SEO: What Google Panda means to your affiliate website
If your affiliate sites have fallen in the search engine rankings, you’ve probably fallen victim to Google’s Panda update. Over the past few months, there has been quite a bit of concern in affiliate marketing circles about the impact of Google Panda on affiliate websites.
But this problem isn’t limited to affiliate sites. Across the web, sites with duplicate and thin content have been demoted in the search rankings. Some webmasters are finding sites that used to be on page one pushed down several spots, or for some sites, several pages. In place of these thin sites, sites that are rich with quality, original content are surfacing in results.
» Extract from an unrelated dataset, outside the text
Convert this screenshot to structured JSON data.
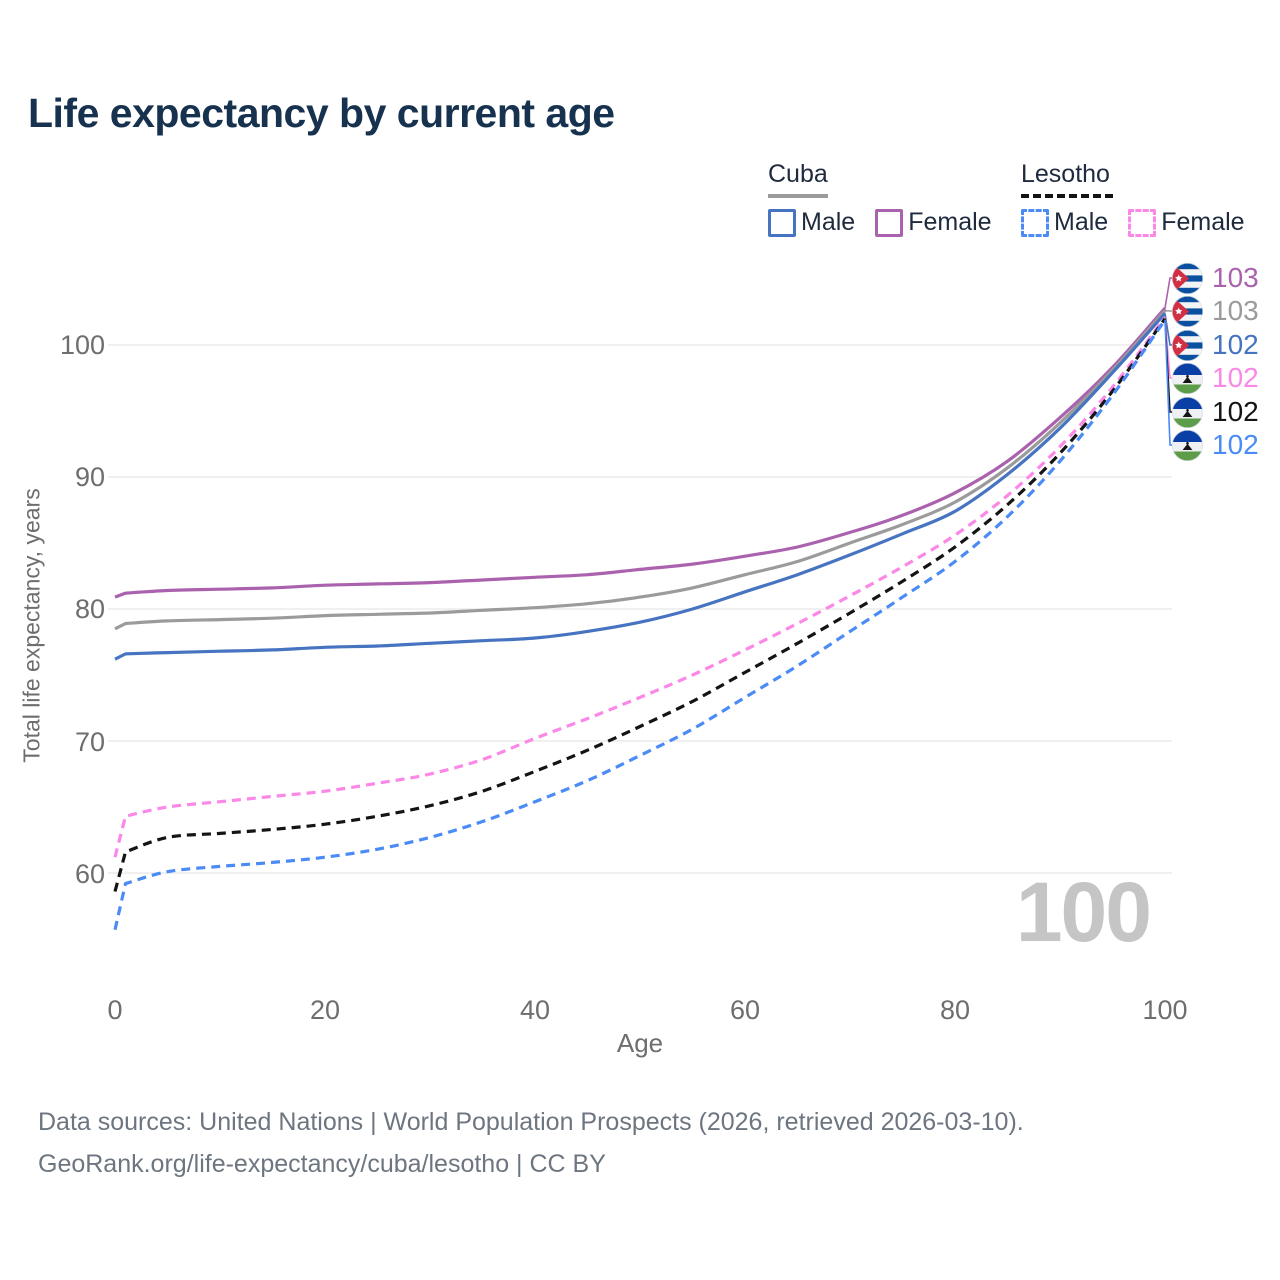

Some affiliate marketers are puzzled and they don’t know what to do to regain their ranking. In order to help you recapture the lost glory of your affiliate site’s ranking (and your commissions) we’ve assembled five important things you need to know about Google’s Panda update.
Read and understand these, and hopefully you’ll recapture your spot on page one.
1) Don’t use duplicate content
Duplicate content has several meanings, from a repurposed blog post to product description content scraped from an online retailer. Even though some experts suggest that a few duplicate pages here and there won’t hurt you, most people are in agreement that eliminating duplicate content is the best thing you can do for your search results. If there are more than a few pages of duplicate content on your site, you can fix this problem by deleting those pages and creating 301 redirects to original content on your website.
2) Don’t use too many ads
If your site is stocked with ads, you might want to pull back on them. Even though the Google AdSense FAQ advises using multiple spots of advertising, Google’s search team feels differently. Blogger Andrew Hansen shares an email that implies that an even ratio of unique content to ads is best. For example, is 25 percent of your content is ads, you should have at least 25 percent original content on a page. So if you have as high as 60% of display ads, you’ll need to increase the original content on that page and add additional original content to get to a 1:1 ratio.
3) Don’t use cheap content
If your site consists of articles that you purchased on Fiverr, you’ve probably got an issue with content quality. It’s a good idea to monitor the quality of your site’s content by tracking the number of social media shares you’re getting. While Google isn’t quite able judge you content’s “quality,” they can judge it by the opinions of others. And if you don’t have readers responding to and sharing your content, Google may look at that as a sign of content quality.
4) Don’t be redundant
Some sites have several or dozens of pages of overlapping content, with variations of the same keywords, and that can present a problem with Panda. For instance, if your pages consist of “Internet Marketing Tips,” “Internet Marketing Advice” and “Internet Marketing Solutions,” you might have too much redundancy. Look at ways you can consolidate those pages and 301 the pages you no longer need.
5) Please don’t autoblog
If you’re autoblogging, using one of he many cheap content scrapers available through ClickBank, that could be causing a problem. When you use content this way, Google can see the trails left by that software. And that’s enough to penalize you, because that’s a sure sign that you’re not creating quality, original content. The best thing to do with these tools is to not use them at all.
Overall, if you’re an affiliate marketer who has been impacted by Google Panda, you need to change what you’re doing. The best thing you can do is to get rid of all the cheap and duplicate content on your site and focus on content quality. Keep it original and make sure your readers are getting something out of it. More than anything else, quality and originality matter.
Has your site been impacted by Panda? If so, what have you done to regain your rankings?